Respiratory infections peak during the winter months, and most people recover within a few weeks. But for those with a rare genetic lung disease, the sniffling, coughing and congestion never end. The tiny hairlike structures called cilia that normally sweep mucus through the airways don’t work properly in people with what’s known as primary ciliary dyskinesia. When the cilia don’t brush microbes away, it is hard to clear an infection and easy to get another one.
Most people with this disease carry mutations in one of the genes that build the proteins that form molecular motors inside cilia. A single misshapen piece of protein can make the whole machine grind to a halt. But a few people have errors in proteins that are not part of the motor. Until now, no one understood why their cilia don’t beat.
Researchers at Washington University School of Medicine in St. Louis report they have solved that puzzle: The nonmotor proteins are like factory workers who put the motor together. Mutations cause these proteins to assemble the motor incorrectly.
The findings are available in Proceedings of the National Academy of Sciences.
“What’s unique is that these failed motors actually have all their parts, and they are fully formed and normal,” said senior author Steven Brody, MD, the Dorothy R. and Hubert C. Moog Professor of Pulmonary Medicine and a professor of radiology. “It’s like a machine that’s missing just one screw: Everything just falls apart. If we can find a way to hold the motor together, we may be able to treat the disease. This opens a whole new opportunity to screen for medications.”
Primary ciliary dyskinesia affects about one in 15,000 people. Mutations in more than 40 genes have been linked to the disease. Along with recurring respiratory infections, the disease also can cause infertility, as the same molecular motor that drives the cilia also powers the sperm and moves eggs along the female reproductive tract. There is no curative treatment for the disease; rather, doctors treat the patients’ recurrent sinus, ear and lung infections with antibiotics and therapies to relieve symptoms.
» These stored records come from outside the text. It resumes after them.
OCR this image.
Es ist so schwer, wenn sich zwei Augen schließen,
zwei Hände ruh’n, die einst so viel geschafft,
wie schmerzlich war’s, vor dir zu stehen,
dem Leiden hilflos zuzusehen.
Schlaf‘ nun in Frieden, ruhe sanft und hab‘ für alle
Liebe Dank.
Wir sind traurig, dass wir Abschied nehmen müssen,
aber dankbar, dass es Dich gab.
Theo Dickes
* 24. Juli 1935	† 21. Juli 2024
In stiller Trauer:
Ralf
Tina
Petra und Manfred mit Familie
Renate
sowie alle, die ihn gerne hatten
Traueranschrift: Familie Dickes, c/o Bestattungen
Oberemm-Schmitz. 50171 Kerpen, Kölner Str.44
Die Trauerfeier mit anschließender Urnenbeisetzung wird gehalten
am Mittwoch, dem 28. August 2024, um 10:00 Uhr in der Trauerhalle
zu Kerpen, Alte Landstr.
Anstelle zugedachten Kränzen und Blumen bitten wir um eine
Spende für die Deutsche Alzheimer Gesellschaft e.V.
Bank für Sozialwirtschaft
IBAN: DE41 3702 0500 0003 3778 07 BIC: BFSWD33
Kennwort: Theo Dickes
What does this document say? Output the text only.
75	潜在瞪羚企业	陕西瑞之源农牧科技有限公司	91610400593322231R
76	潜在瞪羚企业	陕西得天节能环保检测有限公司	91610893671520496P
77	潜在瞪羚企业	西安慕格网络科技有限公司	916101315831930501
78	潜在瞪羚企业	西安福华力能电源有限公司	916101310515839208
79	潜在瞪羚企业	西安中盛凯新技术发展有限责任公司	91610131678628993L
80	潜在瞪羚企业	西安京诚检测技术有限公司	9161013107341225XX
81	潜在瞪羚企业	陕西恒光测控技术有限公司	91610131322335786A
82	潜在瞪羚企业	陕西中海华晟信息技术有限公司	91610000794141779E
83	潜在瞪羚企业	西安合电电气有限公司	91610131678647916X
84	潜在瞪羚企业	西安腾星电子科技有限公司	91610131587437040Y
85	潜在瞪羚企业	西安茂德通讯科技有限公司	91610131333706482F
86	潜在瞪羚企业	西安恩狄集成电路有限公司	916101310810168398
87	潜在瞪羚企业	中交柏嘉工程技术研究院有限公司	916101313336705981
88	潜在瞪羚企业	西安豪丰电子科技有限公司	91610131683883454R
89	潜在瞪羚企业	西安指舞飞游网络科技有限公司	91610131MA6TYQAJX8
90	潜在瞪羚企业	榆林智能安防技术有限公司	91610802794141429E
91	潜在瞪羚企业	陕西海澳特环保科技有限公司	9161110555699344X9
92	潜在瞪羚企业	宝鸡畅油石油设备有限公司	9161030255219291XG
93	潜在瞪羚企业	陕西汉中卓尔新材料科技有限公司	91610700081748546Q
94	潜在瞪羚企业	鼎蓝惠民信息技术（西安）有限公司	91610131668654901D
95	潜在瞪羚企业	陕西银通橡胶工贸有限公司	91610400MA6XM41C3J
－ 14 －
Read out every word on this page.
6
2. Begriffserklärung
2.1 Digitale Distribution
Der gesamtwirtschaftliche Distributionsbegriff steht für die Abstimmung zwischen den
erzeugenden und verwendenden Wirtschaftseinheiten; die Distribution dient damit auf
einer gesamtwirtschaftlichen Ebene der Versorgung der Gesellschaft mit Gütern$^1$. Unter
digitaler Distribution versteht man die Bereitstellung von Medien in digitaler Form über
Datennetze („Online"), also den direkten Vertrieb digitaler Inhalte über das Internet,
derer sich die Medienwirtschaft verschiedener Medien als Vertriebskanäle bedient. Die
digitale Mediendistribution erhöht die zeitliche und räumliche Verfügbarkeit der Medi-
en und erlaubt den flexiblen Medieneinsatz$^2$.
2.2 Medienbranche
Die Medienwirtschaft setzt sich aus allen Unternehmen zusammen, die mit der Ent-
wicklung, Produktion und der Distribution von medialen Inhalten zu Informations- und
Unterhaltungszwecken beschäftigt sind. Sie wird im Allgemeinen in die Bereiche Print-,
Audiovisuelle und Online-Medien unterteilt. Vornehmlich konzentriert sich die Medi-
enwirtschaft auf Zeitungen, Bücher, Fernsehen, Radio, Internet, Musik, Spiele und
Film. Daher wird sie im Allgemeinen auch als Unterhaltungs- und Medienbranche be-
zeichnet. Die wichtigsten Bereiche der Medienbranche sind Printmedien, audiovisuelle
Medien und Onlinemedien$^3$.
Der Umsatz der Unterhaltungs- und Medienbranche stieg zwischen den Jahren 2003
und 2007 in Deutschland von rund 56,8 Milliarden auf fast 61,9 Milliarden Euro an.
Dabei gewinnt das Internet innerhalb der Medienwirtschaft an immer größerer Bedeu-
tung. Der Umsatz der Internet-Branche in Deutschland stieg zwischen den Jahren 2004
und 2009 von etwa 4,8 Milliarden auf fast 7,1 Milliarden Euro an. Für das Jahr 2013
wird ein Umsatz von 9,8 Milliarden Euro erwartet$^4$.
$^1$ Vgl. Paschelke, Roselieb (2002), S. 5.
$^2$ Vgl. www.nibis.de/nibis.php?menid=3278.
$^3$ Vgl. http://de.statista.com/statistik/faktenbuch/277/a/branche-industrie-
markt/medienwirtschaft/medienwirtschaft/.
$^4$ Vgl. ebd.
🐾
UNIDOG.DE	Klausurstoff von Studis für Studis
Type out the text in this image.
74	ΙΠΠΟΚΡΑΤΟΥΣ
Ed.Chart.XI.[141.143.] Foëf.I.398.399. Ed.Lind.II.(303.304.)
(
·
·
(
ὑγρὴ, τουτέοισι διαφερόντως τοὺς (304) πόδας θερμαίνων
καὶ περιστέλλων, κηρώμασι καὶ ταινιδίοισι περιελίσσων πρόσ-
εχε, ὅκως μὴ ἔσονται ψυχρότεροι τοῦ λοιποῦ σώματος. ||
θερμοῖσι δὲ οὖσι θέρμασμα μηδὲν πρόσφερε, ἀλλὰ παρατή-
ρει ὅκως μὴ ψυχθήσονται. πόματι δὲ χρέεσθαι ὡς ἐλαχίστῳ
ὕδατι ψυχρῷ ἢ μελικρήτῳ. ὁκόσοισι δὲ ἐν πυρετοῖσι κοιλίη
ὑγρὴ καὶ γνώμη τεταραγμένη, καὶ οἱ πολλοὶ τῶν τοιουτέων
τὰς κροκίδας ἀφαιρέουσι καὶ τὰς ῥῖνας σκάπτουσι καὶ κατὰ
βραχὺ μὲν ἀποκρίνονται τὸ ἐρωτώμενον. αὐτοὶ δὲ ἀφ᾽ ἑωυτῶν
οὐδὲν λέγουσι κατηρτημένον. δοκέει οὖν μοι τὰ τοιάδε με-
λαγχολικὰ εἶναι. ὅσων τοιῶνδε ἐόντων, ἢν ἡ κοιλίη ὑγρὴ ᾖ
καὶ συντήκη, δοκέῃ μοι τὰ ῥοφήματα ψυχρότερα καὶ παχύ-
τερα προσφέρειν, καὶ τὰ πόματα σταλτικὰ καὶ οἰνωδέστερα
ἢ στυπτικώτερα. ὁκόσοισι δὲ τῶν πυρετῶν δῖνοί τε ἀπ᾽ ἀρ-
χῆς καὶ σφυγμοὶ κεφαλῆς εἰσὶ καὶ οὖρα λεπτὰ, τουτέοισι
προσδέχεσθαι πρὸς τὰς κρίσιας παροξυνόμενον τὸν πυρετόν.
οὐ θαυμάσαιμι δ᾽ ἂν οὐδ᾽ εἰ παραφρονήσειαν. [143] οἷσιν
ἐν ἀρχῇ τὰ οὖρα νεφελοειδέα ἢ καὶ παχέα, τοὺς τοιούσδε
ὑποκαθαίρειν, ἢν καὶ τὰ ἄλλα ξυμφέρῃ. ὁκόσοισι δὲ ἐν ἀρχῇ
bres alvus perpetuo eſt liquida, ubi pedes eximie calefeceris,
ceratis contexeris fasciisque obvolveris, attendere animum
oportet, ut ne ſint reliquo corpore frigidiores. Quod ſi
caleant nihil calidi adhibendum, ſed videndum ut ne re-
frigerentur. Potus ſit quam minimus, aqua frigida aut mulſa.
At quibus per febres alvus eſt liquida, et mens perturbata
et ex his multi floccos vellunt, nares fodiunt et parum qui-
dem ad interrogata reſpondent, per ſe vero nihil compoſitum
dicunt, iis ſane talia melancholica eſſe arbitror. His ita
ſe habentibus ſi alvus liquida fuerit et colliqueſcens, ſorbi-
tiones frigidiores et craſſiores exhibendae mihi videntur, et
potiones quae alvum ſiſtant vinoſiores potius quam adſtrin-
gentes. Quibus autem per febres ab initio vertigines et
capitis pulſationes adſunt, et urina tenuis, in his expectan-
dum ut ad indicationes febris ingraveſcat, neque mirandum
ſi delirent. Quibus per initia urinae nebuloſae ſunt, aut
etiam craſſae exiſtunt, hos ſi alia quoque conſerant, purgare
Amjad Horani, MD, an assistant professor of pediatrics and the study’s first author, treats about 30 children with primary ciliary dyskinesia at St. Louis Children’s Hospital, where he runs a specialty clinic.
Some of his patients have mutations in a gene called HEATR2. While growing healthy airway cells in the laboratory, Horani and Brody noticed something odd about the HEATR2 protein: It showed up very early, and it was located in the middle of the cell, not in the cilia. Two other proteins associated with the disease exhibited the same pattern.
With the help of David Piston, PhD, the Edward Mallinckrodt Jr. Professor and head of the Department of Cell Biology and Physiology, and staff scientist Alessandro Ustione, PhD, the researchers showed that the three proteins form a scaffold on which the molecular motor later is to be built.
Horani swabbed the noses of some of his patients and grew ciliated cells from them. He found that the scaffold is constructed incorrectly in cells with mutations in any of the three early genes. The proteins that comprise the motor arrive at the faulty scaffolding, but rather than passing through an efficient assembly line and forming a motor, they collect haphazardly into a heap.
“Piling together misfolded proteins turns out to be the way that the body tries to get rid of abnormal proteins,” Horani said. “Now that we know what is wrong, we want to find out, ‘How can we make this work?’ We’re starting to study whether we can prevent the protein heaps from forming and somehow rescue the parts of the motors. If we can get just a few of these proteins to assemble, we may be able to improve quality of life for people with this disease.”